J'ai été aussi perdue que Quentin dans la première moitié du livre: vous n'avez aucune idée de ce qui se passe, de l'évolution que peut prendre l'histoire. Et cela retient l'intérêt. L'histoire devient ensuite plus classique (les années beuveries) avec de repartir vers le dernier tiers dans une direction inattendue.
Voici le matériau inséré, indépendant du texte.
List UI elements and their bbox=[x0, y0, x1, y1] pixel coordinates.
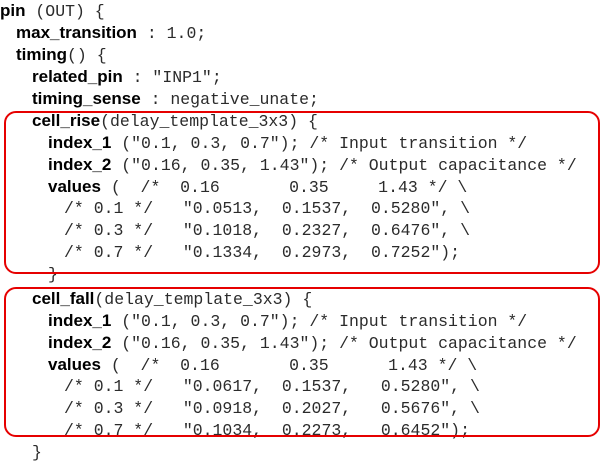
code-line-related-pin: related_pin : "INP1"; bbox=[32, 67, 222, 87]
keyword-timing-sense-b: sense bbox=[92, 89, 141, 108]
keyword-max-transition-b: transition bbox=[59, 23, 137, 42]
code-line-close-brace: } bbox=[32, 443, 42, 462]
code-line-timing-sense: timing_sense : negative_unate; bbox=[32, 89, 319, 109]
cell-fall-highlight-box bbox=[4, 287, 600, 437]
code-line-max-transition: max_transition : 1.0; bbox=[16, 23, 207, 43]
keyword-related-pin-a: related bbox=[32, 67, 88, 86]
keyword-related-pin-b: pin bbox=[97, 67, 123, 86]
cell-rise-highlight-box bbox=[4, 111, 600, 274]
code-line-timing: timing() { bbox=[16, 44, 107, 66]
code-text: : 1.0; bbox=[136, 24, 207, 43]
code-text: : negative_unate; bbox=[140, 90, 319, 109]
code-text: (OUT) { bbox=[25, 2, 105, 21]
code-text: : "INP1"; bbox=[122, 68, 222, 87]
keyword-pin: pin bbox=[0, 1, 26, 20]
keyword-max-transition-a: max bbox=[16, 23, 51, 42]
keyword-timing: timing bbox=[16, 45, 67, 64]
code-line-pin: pin (OUT) { bbox=[0, 0, 105, 22]
keyword-timing-sense-a: timing bbox=[32, 89, 83, 108]
code-text: () { bbox=[67, 46, 107, 65]
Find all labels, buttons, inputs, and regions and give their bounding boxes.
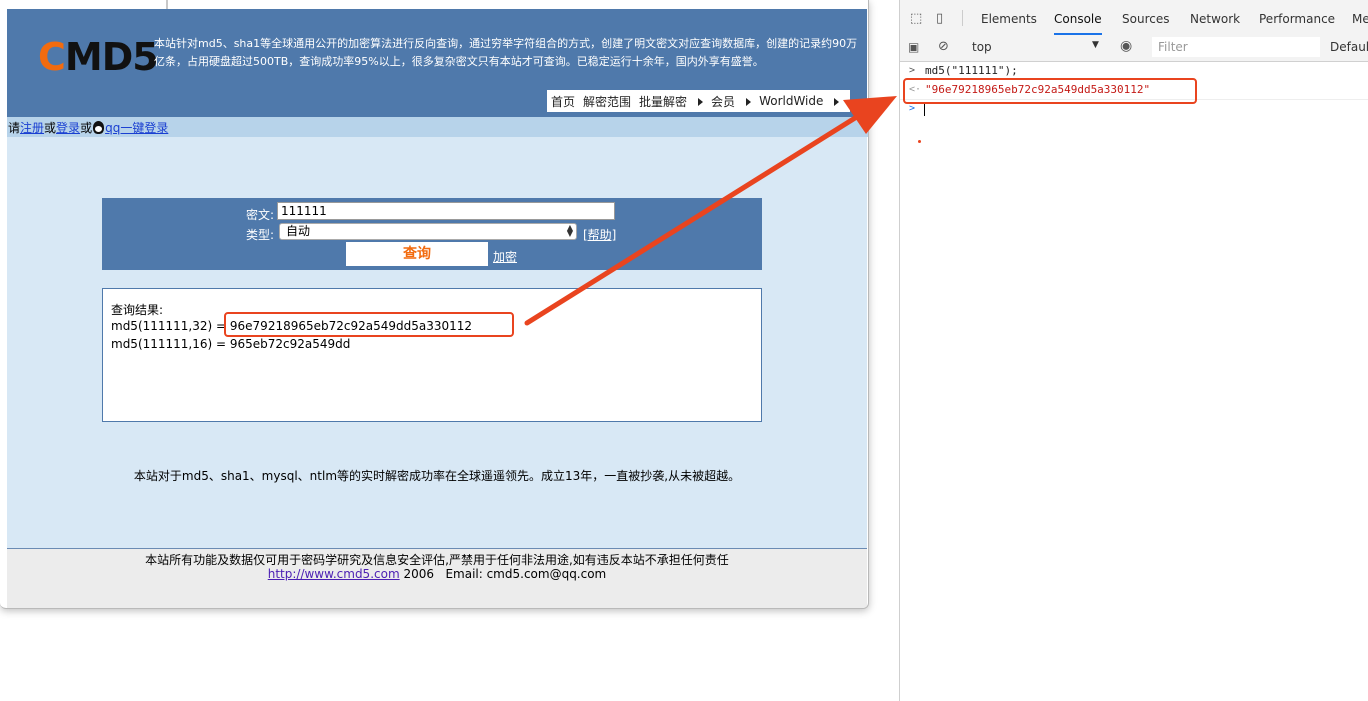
- live-expression-eye-icon[interactable]: ◉: [1120, 38, 1132, 54]
- register-link[interactable]: 注册: [20, 119, 44, 136]
- footer-year: 2006: [399, 567, 446, 581]
- cipher-input[interactable]: [277, 202, 615, 220]
- site-intro: 本站针对md5、sha1等全球通用公开的加密算法进行反向查询，通过穷举字符组合的…: [154, 37, 858, 68]
- console-toolbar: ▣ ⊘ top ▼ ◉ Filter Default: [900, 35, 1368, 62]
- text-cursor: [924, 104, 925, 116]
- login-or-1: 或: [44, 120, 57, 135]
- log-levels-select[interactable]: Default: [1330, 40, 1368, 54]
- result-line-16: md5(111111,16) = 965eb72c92a549dd: [111, 337, 351, 351]
- tab-performance[interactable]: Performance: [1259, 12, 1335, 26]
- cipher-label: 密文:: [245, 208, 274, 222]
- window-top-divider: [166, 0, 168, 9]
- encrypt-link[interactable]: 加密: [493, 248, 517, 265]
- logo-c: C: [38, 35, 66, 79]
- devtools-tab-bar: ⬚ ▯ Elements Console Sources Network Per…: [900, 0, 1368, 36]
- dropdown-arrow-icon: ▼: [1092, 40, 1099, 50]
- triangle-right-icon: [834, 97, 840, 106]
- logo-md5: MD5: [64, 35, 159, 79]
- nav-batch-label: 批量解密: [639, 94, 688, 109]
- qq-penguin-icon: [93, 120, 105, 134]
- type-label: 类型:: [245, 228, 274, 242]
- query-button[interactable]: 查询: [346, 242, 488, 266]
- tab-elements[interactable]: Elements: [981, 12, 1037, 26]
- result-32-prefix: md5(111111,32) =: [111, 319, 230, 333]
- type-select-value: 自动: [286, 224, 311, 238]
- nav-range[interactable]: 解密范围: [583, 93, 631, 110]
- nav-member-label: 会员: [711, 94, 736, 109]
- nav-worldwide[interactable]: WorldWide: [759, 94, 840, 108]
- nav-worldwide-label: WorldWide: [759, 94, 824, 108]
- highlight-box-result: [224, 312, 514, 337]
- triangle-right-icon: [746, 98, 752, 106]
- result-title: 查询结果:: [111, 303, 164, 317]
- login-prefix: 请: [8, 120, 21, 135]
- console-filter-input[interactable]: Filter: [1152, 37, 1320, 57]
- nav-batch[interactable]: 批量解密: [639, 93, 704, 110]
- devtools-panel: ⬚ ▯ Elements Console Sources Network Per…: [899, 0, 1368, 701]
- qq-login-link[interactable]: qq一键登录: [105, 119, 168, 136]
- result-panel: 查询结果: md5(111111,32) = 96e79218965eb72c9…: [102, 288, 762, 422]
- top-nav: 首页 解密范围 批量解密 会员 WorldWide: [547, 90, 850, 112]
- window-top-strip: [0, 0, 868, 9]
- site-claim: 本站对于md5、sha1、mysql、ntlm等的实时解密成功率在全球遥遥领先。…: [133, 469, 741, 483]
- select-arrows-icon: ▲ ▼: [566, 223, 573, 238]
- clear-console-icon[interactable]: ⊘: [938, 39, 949, 54]
- tab-sources[interactable]: Sources: [1122, 12, 1169, 26]
- help-link[interactable]: [帮助]: [583, 226, 616, 243]
- context-value: top: [972, 40, 992, 54]
- type-select[interactable]: 自动 ▲ ▼: [279, 223, 577, 240]
- nav-home[interactable]: 首页: [551, 93, 575, 110]
- triangle-right-icon: [698, 98, 704, 106]
- login-link[interactable]: 登录: [56, 119, 80, 136]
- footer-notice: 本站所有功能及数据仅可用于密码学研究及信息安全评估,严禁用于任何非法用途,如有违…: [145, 553, 729, 567]
- query-form: 密文: 类型: 自动 ▲▼ [帮助] 查询 加密: [102, 198, 762, 270]
- tab-network[interactable]: Network: [1190, 12, 1240, 26]
- site-header: CMD5 本站针对md5、sha1等全球通用公开的加密算法进行反向查询，通过穷举…: [7, 9, 867, 117]
- tab-more[interactable]: Me: [1352, 12, 1368, 26]
- site-logo[interactable]: CMD5: [38, 35, 159, 79]
- tab-divider: [962, 10, 963, 26]
- login-bar: 请 注册 或 登录 或 qq一键登录: [7, 117, 868, 137]
- footer-url-link[interactable]: http://www.cmd5.com: [268, 567, 400, 581]
- device-toolbar-icon[interactable]: ▯: [936, 11, 943, 26]
- site-window: CMD5 本站针对md5、sha1等全球通用公开的加密算法进行反向查询，通过穷举…: [0, 0, 869, 609]
- highlight-box-console: [903, 78, 1197, 104]
- footer-email: Email: cmd5.com@qq.com: [445, 567, 607, 581]
- site-footer: 本站所有功能及数据仅可用于密码学研究及信息安全评估,严禁用于任何非法用途,如有违…: [7, 548, 867, 608]
- context-select[interactable]: top ▼: [972, 40, 1102, 56]
- login-or-2: 或: [80, 120, 93, 135]
- nav-member[interactable]: 会员: [711, 93, 752, 110]
- footer-contact: http://www.cmd5.com 2006 Email: cmd5.com…: [7, 567, 867, 581]
- tab-console[interactable]: Console: [1054, 12, 1102, 35]
- annotation-dot: [918, 140, 921, 143]
- inspect-element-icon[interactable]: ⬚: [910, 11, 922, 26]
- sidebar-toggle-icon[interactable]: ▣: [908, 40, 919, 54]
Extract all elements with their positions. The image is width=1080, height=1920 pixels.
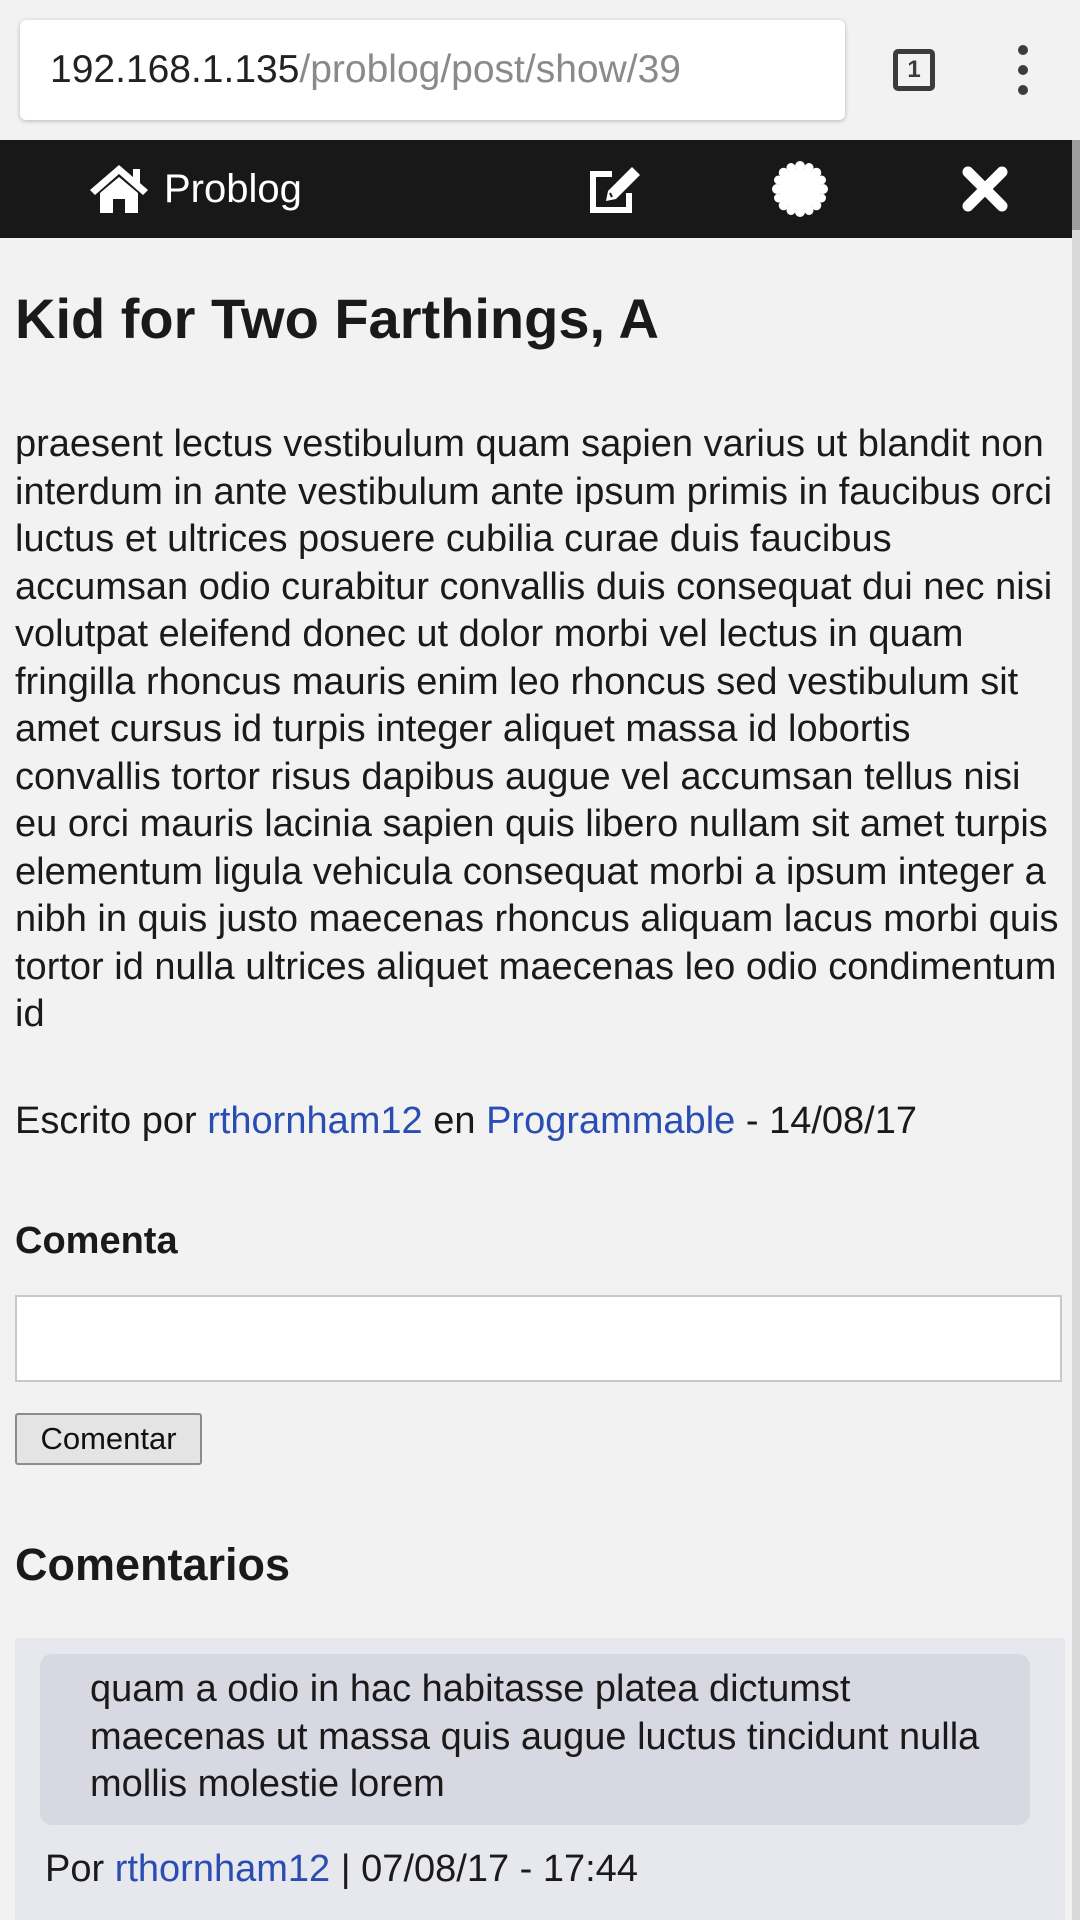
post-meta: Escrito por rthornham12 en Programmable … <box>15 1100 917 1143</box>
tab-switcher-icon[interactable]: 1 <box>893 49 935 91</box>
home-icon <box>90 165 148 213</box>
brand-home-link[interactable]: Problog <box>88 140 302 238</box>
browser-toolbar: 192.168.1.135/problog/post/show/39 1 <box>0 0 1080 140</box>
comment-form-heading: Comenta <box>15 1220 178 1262</box>
scrollbar-thumb[interactable] <box>1072 140 1080 230</box>
comment-list-item: quam a odio in hac habitasse platea dict… <box>15 1638 1065 1920</box>
page-scrollbar[interactable] <box>1072 140 1080 1920</box>
gear-icon[interactable] <box>772 140 828 238</box>
author-link[interactable]: rthornham12 <box>207 1100 422 1142</box>
written-by-label: Escrito por <box>15 1100 197 1142</box>
comment-author-link[interactable]: rthornham12 <box>115 1848 330 1890</box>
more-vert-icon[interactable] <box>1005 45 1041 95</box>
date-separator: - <box>745 1100 759 1142</box>
comment-meta: Por rthornham12 | 07/08/17 - 17:44 <box>45 1848 638 1891</box>
tab-count: 1 <box>907 56 921 83</box>
post-title: Kid for Two Farthings, A <box>15 287 659 350</box>
post-date: 14/08/17 <box>769 1100 917 1142</box>
comment-by-label: Por <box>45 1848 105 1890</box>
close-icon[interactable] <box>962 140 1008 238</box>
url-host: 192.168.1.135 <box>50 48 300 91</box>
comment-input[interactable] <box>15 1295 1062 1382</box>
comment-datetime: 07/08/17 - 17:44 <box>361 1848 638 1890</box>
post-body: praesent lectus vestibulum quam sapien v… <box>15 423 1059 1035</box>
edit-icon[interactable] <box>582 140 644 238</box>
site-navbar: Problog <box>0 140 1072 238</box>
comments-heading: Comentarios <box>15 1539 291 1590</box>
submit-comment-button[interactable]: Comentar <box>15 1413 202 1465</box>
brand-label: Problog <box>164 166 302 211</box>
category-link[interactable]: Programmable <box>486 1100 735 1142</box>
comment-separator: | <box>340 1848 351 1890</box>
in-label: en <box>433 1100 476 1142</box>
address-bar[interactable]: 192.168.1.135/problog/post/show/39 <box>20 20 845 120</box>
url-path: /problog/post/show/39 <box>299 48 681 91</box>
comment-text: quam a odio in hac habitasse platea dict… <box>40 1654 1030 1825</box>
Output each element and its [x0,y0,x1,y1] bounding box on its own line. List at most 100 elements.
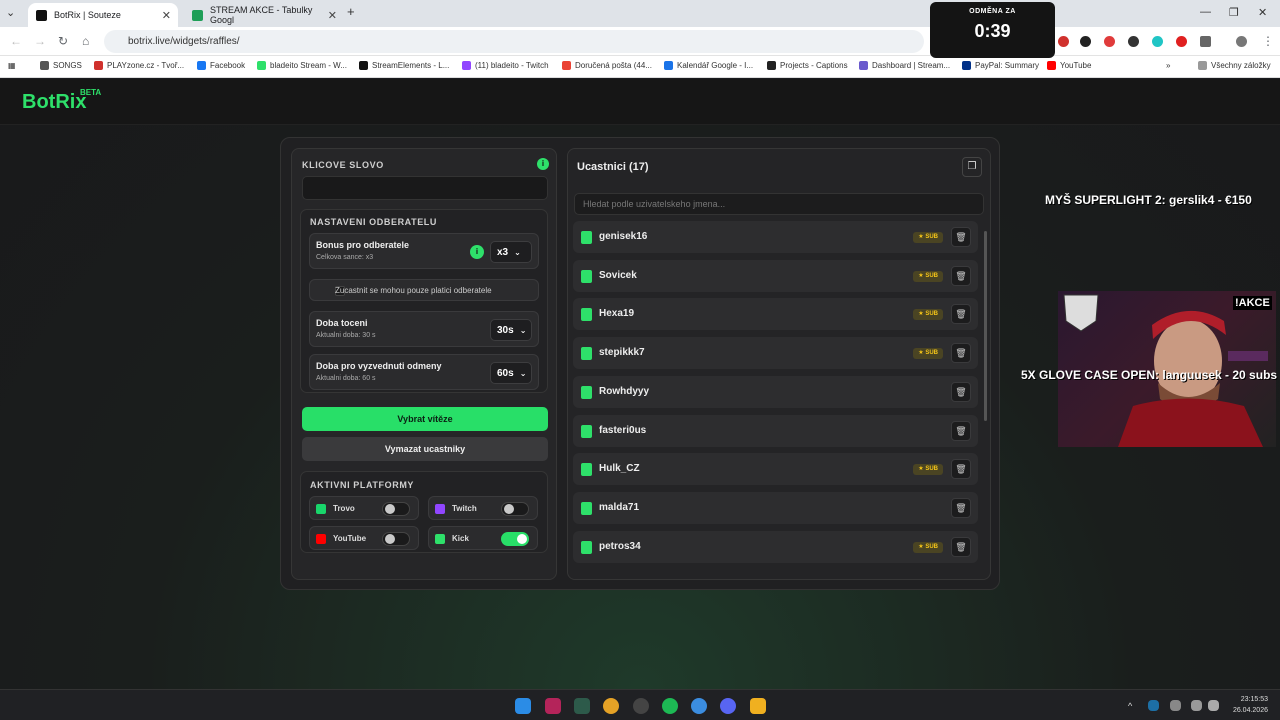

Je mets 4 étoiles et non 5 pour plusieurs raisons: l'une subjective= la mélancolie qui se dégage de cet ouvrage n'est jamais contrebalancée par une note d'humour ou d'espoir, d'autres plus objectives: j'ai eu du mal à croire que Quentin avait 17 ans à son arrivée à Brakebills car il m'a semblé encore très ado et à aucun moment je ne me suis attachée aux personnages. Certains avaient du potentiel: Elliot et Alice notamment. Le talent de l'auteur est d'autant plus flagrant mais c'est vrai que cela facilite la lecture quand un personnage est suffisamment développé pour nous le rendre attachant.

Lev Grossman refuse d'aller dans l'aprofondissement des caractères de chacun par choix me semble-t-il. Ce livre garde son aura de mystère. C'est un peu perturbant mais cela fait partie de son charme...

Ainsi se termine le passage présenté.